A lot of legal mumbo-jumbo
Competition Bureau agrees NHL would not allow a veto to relocate team to Hamilton
April 01, 2008
The Hamilton Spectator
The ruling certainly doesn't help Hamilton's chances of getting an NHL hockey team, but it doesn't kill it.
The Competition Bureau ruled yesterday that the league did not contravene Canada's Competition Act in its processing of Jim Balsillie's bid to buy the Nashville Predators last spring. The Bureau also examined Balsillie's earlier attempt to purchase the Pittsburgh Penguins.
In both cases, Balsillie would likely have eventually moved the team to Copps Coliseum.
The ruling removes, for now, one of the potential legal hammers that could have been used to break down the National Hockey League's resistance, should Balsillie -- or anyone else -- buy a team and formally try to move it to Hamilton.
"We are confident that the NHL's policies are not anticompetitive," said Richard Taylor, deputy commissioner of competition, on the Bureau's website. "We conducted an extensive investigation which established that the NHL's policies were directed at furthering legitimate interests of the NHL, and not to prevent competition. This concludes our investigation of the matter."
The Canadian Bureau decided to look into the matter when several Canadian media outlets, including The Spectator, questioned whether the league actions might be blocking a second team from coming to southern Ontario.

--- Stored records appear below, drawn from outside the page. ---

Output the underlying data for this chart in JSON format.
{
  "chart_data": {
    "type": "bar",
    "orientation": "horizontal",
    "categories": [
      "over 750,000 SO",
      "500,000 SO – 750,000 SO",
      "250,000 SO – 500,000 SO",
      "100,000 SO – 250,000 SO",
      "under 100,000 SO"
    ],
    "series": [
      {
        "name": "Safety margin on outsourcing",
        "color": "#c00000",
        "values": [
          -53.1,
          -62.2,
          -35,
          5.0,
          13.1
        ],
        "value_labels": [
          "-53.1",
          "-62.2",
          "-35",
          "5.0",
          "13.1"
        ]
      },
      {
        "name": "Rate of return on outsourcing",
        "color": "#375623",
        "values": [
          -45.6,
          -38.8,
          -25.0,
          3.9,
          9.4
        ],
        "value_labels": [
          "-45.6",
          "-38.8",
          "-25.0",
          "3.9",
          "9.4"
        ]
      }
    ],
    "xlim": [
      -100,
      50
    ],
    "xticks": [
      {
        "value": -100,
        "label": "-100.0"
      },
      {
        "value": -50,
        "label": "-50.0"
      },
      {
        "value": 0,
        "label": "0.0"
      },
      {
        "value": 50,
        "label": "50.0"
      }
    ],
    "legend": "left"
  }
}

But the Bureau agreed that the NHL would not permit any single team -- read, Toronto Maple Leafs or Buffalo Sabres -- to exercise a veto to prevent a franchise from entering into southern Ontario.
According to Section 36 of the NHL bylaws, only a majority of teams would have to vote in favour of relocation.
Legal and political pressures were never going to be the key to getting a team here anyway, although their existence would have certainly helped in a peripheral way. And it should be remembered that the Competition Bureau instigated the investigation of the NHL on its own, not at the urging of Balsillie, although he didn't oppose it.
But it was already clear, from their conciliatory tone of late, that the Balsillie camp will take a softer approach on its next attempt to purchase.
They followed all the protocol on the Pittsburgh deal and felt that the league absolutely skewered them as the deal was closing. So they became much more visible, vocal and aggressive in the Nashville dealings.
In so doing, Balsillie forced the issue of Canadian teams and the viability of Hamilton as a franchise site into the national, and NHL, consciousness. But he also rubbed many NHL governors the wrong way.
Hamilton Mayor Fred Eisenberger doesn't think the Competition Bureau's ruling changes much in the city's pursuit of an NHL team.
"It's nice to know the law of the land doesn't think the NHL would do anything against the Competition Act," Eisenberger said yesterday.
"From where I sit, and from what a lot of people think, this market could easily handle another team. It could handle all three teams and create a big rivalry."
Balsillie's agreement with the city for long-term rights to Copps Coliseum formally expired when his company did not own a team by Dec. 31.
The NHL was happy with the ruling, of course.
"We were never concerned about an adverse finding, despite the fact that we were obviously the target of a misguided smear campaign intended to arouse public sentiment, especially in Canada," NHL deputy commissioner Bill Daly told The Canadian Press.
Former Nashville Predator owner Craig Leipold pulled out of negotiations with Balsillie last summer after agreeing in May to sell the Predators for $228-million US.
After protracted negotiations, the team was sold for $193-million US to Predators Holdings LLC, which includes mostly local business people. But the largest investment has been made by William (Boots) Del Biaggio, a Californian, who originally had been hired by the arena in Kansas City to bring a team there.
With no other bidders, Del Biaggio's presence, and Leipold's subsequent purchase of the Minnesota Wild, the sale price appeared to be well over market value and raised many, many eyebrows.
And some are still raised. As they should be.
Oh, oh, is that a smear? Or merely misguided?
And the response from the Balsillie camp?
"The Competition Bureau is there to ensure access to markets and effective competition practices in Canada for the benefit of all Canadians," said Balsillie's lawyer, Richard Rodier, in a prepared statement.
"No doubt they conducted the inquiry to the best of their abilities to reach their conclusion, and did what they deemed best to protect the interests of Canadian consumers of professional hockey."
Rodier would not comment further on the issue. Did we mention that they're taking a more conciliatory approach?
How the Competition Bureau came to this conclusion, only they know for certain, but we'll certainly be reminding them of their finding -- and so should the local MPs -- the next time a team gets close to moving to Hamilton. Whenever that is.
Because now we all know, for sure, that the NHL would never do anything anticompetitive.